While Running Start offers a schedule in which students spend less time in a classroom, it doesn’t mean that they’re doing less work. They will most likely be taking more challenging courses accompanied by larger workloads. Furthermore, due to the fact that they are in a college class, students need to be able to handle a greater amount of responsibility.

“There’s a level of maturity that’s expected because of the independence that’s required, as far as keeping track of assignments and being sure to attend class everyday,” Huguenin said. “It is a college environment so if folks aren’t ready for that I’ve seen it not go as well. Students get excited about having so much freedom and maybe aren’t as responsible as they should be.”
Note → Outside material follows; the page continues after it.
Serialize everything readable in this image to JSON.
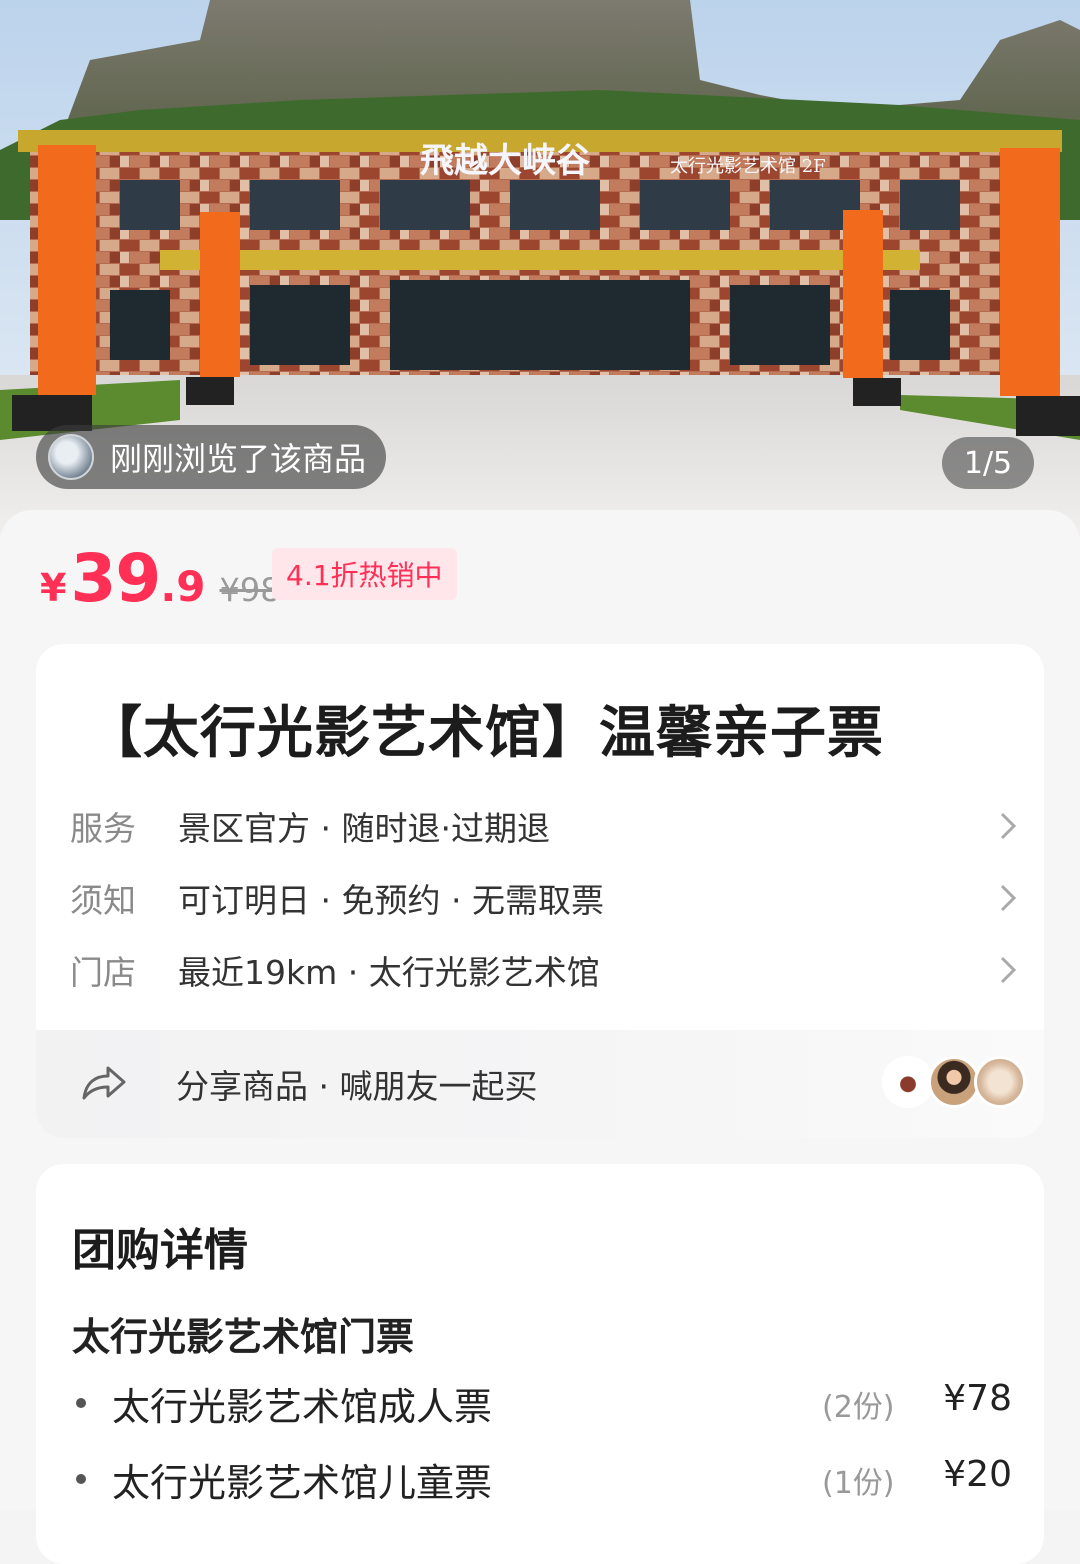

Unlike high school, when students attend a college as a part of Running Start there is no mechanism in place, such as a principal or assistant principal, to keep them on track with assignments and attendance.

New opportunities

Folweiler chose to enroll in Running Start for multiple reasons. The fact that she only needed two more credits to graduate, which could be attained in 10 weeks through Running Start. Her desire to go into a career in the maritime transportation industry, one which doesn’t necessarily require a degree from a four year college. As well as her general annoyance with her high school curriculum made Running Start the right choice for her.

However, for someone like Adams, who genuinely enjoys being in high school and is looking forward to the college experience. Someone who doesn’t have to worry too excessively about tuition costs, and therefore doesn’t necessarily need to get free college credit while they can, Running Start may not be as fitting as a program.

It’s important to acknowledge that these aren’t the only two kinds of people eligible for Running Start, which makes it a very grey issue. While it may not be right for some, it is still a great opportunity and an important program to consider when discussing high school and college preparation.